Once i added my sugar, o and the ginger, i let the sugar melt then turned it up to a boil.
Now this is the part that scares me the most about Jam, how do you know if it is ready?!! In the past I kind of just went with the theory that if it sticks to the spoon, it’s done. But after doing some extra research on jam making (I obviously want to provide the best results for you guys) I found out about the wrinkle technique. Yeah I know, it doesn’t sound too appetizing. Basically what you do is, put a saucer or plate in the fridge until it’s cold. Take it out, then add a teaspoon of you jam mixture to the plate. If you prod it and the mixture wrinkles or stays in the position of your finger prod, then its ready. If it runs, it’s not ready. Who would of thought it would be so simple to do, right??! Is it a Yorkshire thing to use right so often, right?!
**don’t forget to sterilise your jars, this can be done in hot water, the dishwasher or in the oven. Make sure they’re dry and still warm when adding jam mixture.
That is jam making, it is very simple really. It can go very wrong too, which in the past it has. I once filled my jars, and then opened one later to find out they hadn’t set. So i had to re-boil them all with extra pectin. But that’s the fun of trialing new recipes. It’s not always going to go right, and if it doesn’t, give me a shout and ill try and help you fix it. But this recipe is worth as shot, its sweet and tangy at the same time and absolutely delicious on hot buttery toast.

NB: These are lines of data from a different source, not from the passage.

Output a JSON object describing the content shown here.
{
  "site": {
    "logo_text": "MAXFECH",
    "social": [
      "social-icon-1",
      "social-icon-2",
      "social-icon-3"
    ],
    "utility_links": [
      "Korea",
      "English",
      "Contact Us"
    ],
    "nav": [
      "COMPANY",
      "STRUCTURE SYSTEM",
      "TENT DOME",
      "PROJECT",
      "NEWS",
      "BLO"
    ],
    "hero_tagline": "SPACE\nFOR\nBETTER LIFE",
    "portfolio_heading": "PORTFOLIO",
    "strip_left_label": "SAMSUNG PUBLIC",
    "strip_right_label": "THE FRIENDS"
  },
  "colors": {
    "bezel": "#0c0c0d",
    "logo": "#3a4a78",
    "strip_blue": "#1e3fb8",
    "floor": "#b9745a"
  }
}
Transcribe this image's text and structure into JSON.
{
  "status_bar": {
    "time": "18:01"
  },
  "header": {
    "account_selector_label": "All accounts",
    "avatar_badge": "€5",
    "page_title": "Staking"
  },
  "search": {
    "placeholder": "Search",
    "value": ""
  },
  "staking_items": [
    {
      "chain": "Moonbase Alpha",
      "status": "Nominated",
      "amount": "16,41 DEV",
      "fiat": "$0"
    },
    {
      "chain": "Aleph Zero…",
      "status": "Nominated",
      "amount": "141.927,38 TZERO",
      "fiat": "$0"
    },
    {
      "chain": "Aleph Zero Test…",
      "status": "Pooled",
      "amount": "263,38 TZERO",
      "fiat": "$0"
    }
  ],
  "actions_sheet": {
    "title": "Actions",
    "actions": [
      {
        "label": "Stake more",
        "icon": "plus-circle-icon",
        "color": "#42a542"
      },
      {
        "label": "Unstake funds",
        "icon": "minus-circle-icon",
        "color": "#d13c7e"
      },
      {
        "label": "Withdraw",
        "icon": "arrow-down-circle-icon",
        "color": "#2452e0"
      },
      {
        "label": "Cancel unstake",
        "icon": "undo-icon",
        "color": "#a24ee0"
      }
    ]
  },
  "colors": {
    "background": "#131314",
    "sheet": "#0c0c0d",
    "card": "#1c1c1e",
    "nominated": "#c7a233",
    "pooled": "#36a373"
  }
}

So this is the simple recipe without my waffling…….
1kg of blackberries
1kg of caster sugar with added pectin – I used Silver spoon
Juice of 1 lemon
½ cup of water
50g of Crystallized Ginger – you can vary the amount to preference, it’s not an overly strong ginger taste
One big ol’ pan
Sterilised Jam jars – Nutley’s 200 ml Square Jam/Chutney Jars with Black Lids (12-Piece)
Jam funnel – not essential but makes it much easier to get the jam into the jars without all the mess.
Little plate in the fridge for testing Jam.
- Put the blackberries into the pan with the water and lemon juice. Simmer until fruit has softened and releases some juices. This took me around 20 minutes.
- Mash the fruit slightly, this depends on your chunk preference, I’m not a massive fan of large fruit chunks so I mashed enough to just break up the bigger berries.
- Add your sugar and ginger and keep simmering until the sugar has dissolved. You can tell when it’s dissolved because it will be smoother when mixing, you’ll feel the grainy sugar at the bottom of the pan when mixing when it isn’t dissolved.
- When it is dissolved, turn the heat up to boil the jam for 15 minutes or so. Stir every 5 minutes so ensure the mixture doesn’t stick.
- Get your plate from the fridge, put a dab of mixture on the plate, let it cool, prod it and if it doesn’t run then its ready.
- Ladle your jam into jars using the funnel, tighten lid immediately while hot.